É lamentável que ocorra, mas é uma triste realidade. Advogados que a pretexto de defender os direitos legítmos dos acusados acabam por fazer parte do mundo criminoso.
No pequeno universo que trabalho, dois advogados frequentaram e um deles frequenta a prisão, não como advogado, mas como condenado. É a terceira condenação criminal. Ainda tem OAB e faz pedidos para os presos (captação de clientela???).
É lamentável...

Ruberval, de Apiacás, MT disse:
20 de maio de 2006 às 10:04

A OAB deve fazer algo contra esses péssimos advogados, pois logo estaremos no ranking de confiança disputando a última colocação com os políticos. Daí, lá se foi nosso prestígio e nossa moral.

amorim tupy disse:
20 de maio de 2006 às 10:24

caros amigos.
A solução é a seguinte na area criminal o preso so deveria ser defendido por advogado pago pelo estado.
Basta valorar uma custa e pronto.
O preso escolhe o avogado e o estado paga.
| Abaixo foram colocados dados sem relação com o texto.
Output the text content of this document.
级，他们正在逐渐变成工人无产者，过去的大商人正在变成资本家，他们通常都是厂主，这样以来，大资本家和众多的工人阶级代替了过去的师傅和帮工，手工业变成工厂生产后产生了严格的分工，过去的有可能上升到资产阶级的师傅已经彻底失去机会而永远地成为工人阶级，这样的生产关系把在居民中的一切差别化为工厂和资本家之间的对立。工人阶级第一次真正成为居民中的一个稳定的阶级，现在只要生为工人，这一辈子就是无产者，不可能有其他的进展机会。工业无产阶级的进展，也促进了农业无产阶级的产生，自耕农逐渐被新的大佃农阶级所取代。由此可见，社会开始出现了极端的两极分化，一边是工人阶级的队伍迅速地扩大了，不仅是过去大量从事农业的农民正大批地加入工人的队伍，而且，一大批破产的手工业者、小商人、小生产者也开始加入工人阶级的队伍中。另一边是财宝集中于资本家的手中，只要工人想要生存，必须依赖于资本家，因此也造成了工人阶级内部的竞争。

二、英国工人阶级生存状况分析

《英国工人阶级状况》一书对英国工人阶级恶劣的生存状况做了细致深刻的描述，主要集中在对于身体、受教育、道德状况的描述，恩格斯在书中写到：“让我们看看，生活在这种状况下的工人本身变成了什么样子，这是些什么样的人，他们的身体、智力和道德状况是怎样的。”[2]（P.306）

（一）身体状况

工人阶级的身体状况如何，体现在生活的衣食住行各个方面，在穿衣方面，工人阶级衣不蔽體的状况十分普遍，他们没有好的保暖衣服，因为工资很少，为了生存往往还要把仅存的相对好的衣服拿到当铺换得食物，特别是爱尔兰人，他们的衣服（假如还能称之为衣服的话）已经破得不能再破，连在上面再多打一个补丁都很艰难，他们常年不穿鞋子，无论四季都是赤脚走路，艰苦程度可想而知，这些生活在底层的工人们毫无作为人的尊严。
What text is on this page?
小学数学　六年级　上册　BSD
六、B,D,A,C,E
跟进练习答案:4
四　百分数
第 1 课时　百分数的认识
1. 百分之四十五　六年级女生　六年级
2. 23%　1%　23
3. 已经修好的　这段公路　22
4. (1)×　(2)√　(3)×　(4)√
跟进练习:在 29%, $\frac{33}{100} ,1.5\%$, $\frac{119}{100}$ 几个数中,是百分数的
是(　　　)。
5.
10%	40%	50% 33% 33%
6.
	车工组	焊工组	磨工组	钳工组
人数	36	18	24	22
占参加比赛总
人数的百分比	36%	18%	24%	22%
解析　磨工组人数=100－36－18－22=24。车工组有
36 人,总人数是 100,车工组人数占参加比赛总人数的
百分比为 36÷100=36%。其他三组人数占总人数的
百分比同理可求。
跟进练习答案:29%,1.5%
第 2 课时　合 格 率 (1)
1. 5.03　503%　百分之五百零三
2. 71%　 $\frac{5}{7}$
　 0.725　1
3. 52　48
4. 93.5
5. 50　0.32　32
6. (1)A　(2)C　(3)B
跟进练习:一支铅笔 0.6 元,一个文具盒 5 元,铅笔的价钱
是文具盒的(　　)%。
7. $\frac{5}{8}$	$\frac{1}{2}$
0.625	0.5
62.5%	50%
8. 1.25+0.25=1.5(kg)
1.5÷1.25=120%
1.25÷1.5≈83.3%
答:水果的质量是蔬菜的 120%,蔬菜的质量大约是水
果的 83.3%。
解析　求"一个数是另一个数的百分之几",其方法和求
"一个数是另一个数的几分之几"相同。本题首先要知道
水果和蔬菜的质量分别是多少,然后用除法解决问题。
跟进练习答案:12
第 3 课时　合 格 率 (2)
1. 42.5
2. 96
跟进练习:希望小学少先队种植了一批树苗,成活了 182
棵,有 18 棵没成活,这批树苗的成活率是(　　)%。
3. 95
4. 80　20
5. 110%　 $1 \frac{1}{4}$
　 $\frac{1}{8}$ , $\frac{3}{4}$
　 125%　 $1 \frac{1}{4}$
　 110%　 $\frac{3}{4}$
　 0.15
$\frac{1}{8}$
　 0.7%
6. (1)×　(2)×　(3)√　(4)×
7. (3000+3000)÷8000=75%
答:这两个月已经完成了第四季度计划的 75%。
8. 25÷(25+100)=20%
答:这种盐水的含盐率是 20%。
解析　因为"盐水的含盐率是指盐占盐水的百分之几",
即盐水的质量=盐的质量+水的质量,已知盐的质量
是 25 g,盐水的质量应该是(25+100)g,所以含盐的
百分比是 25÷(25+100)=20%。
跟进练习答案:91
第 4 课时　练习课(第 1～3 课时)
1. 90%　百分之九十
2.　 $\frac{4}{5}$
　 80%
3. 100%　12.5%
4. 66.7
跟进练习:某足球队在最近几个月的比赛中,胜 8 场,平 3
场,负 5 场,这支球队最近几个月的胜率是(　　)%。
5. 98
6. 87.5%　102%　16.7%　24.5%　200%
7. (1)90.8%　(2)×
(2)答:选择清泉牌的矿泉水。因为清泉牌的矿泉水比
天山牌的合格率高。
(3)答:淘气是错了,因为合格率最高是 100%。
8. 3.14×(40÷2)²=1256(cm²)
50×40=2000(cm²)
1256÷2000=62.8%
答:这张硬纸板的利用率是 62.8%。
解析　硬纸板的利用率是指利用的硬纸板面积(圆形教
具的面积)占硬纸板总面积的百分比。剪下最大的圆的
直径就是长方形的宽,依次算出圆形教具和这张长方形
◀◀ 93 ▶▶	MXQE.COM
Uma para cada um = justo e democratico.
Quero ver os tomas bastos da vida se empenhando noite e dia para defender ze rainhas.
Ai sim o advogado iria so e tão somente so defender os direiros basicos da pessoa humana do criminoso.

celio disse:
20 de maio de 2006 às 12:03

Todos temos soluções para problemas que
sabemos muito bem.O criminiso e parte
de uma industria poderosa,vejam bem,
seguradoras,fabricas de equipamentos eletrônicos de sgurança,cadeados,ração para cães,advogados,salarios de juizes e promotores,fabricas de uniformes para policiais,empresas que ganham licitações
para fornecer alimentos para prisioneiros
e guardas,e tantas outras atividades sociais relacionadas com o crime. Como acabar com o criminoso se ele alimenta todo este aparato,e a materia prima desta
industria?

Gadelha disse:
23 de maio de 2006 às 10:44

Sou advogado mas, perdão, o que se vê nos juris são advogados e réus narrando "estórias" rigorosamente distintas das vivenciadas pelas testemunhas. Haja mentira.
Por serem tantas, nossa classe torna-se mal vista, como instrumento do crime. Culpa de quem? de nós mesmos, que escolhemos mentir para garantir o dinheiro.
O criminoso vende droga, o viciado paga, e, quando a polícia descobre o criminoso, o advogado vem para receber parcela do produto na forma de honorários contratuais.
E ainda há advogados que acham que não devem ser revistados nos presídios.

João M. disse:
24 de maio de 2006 às 15:51

Caro GADELHA, existe um velho ditado que meu avô sempre dizia: toda história tem três versões - a da vítima, a do bandido e a verdadeira.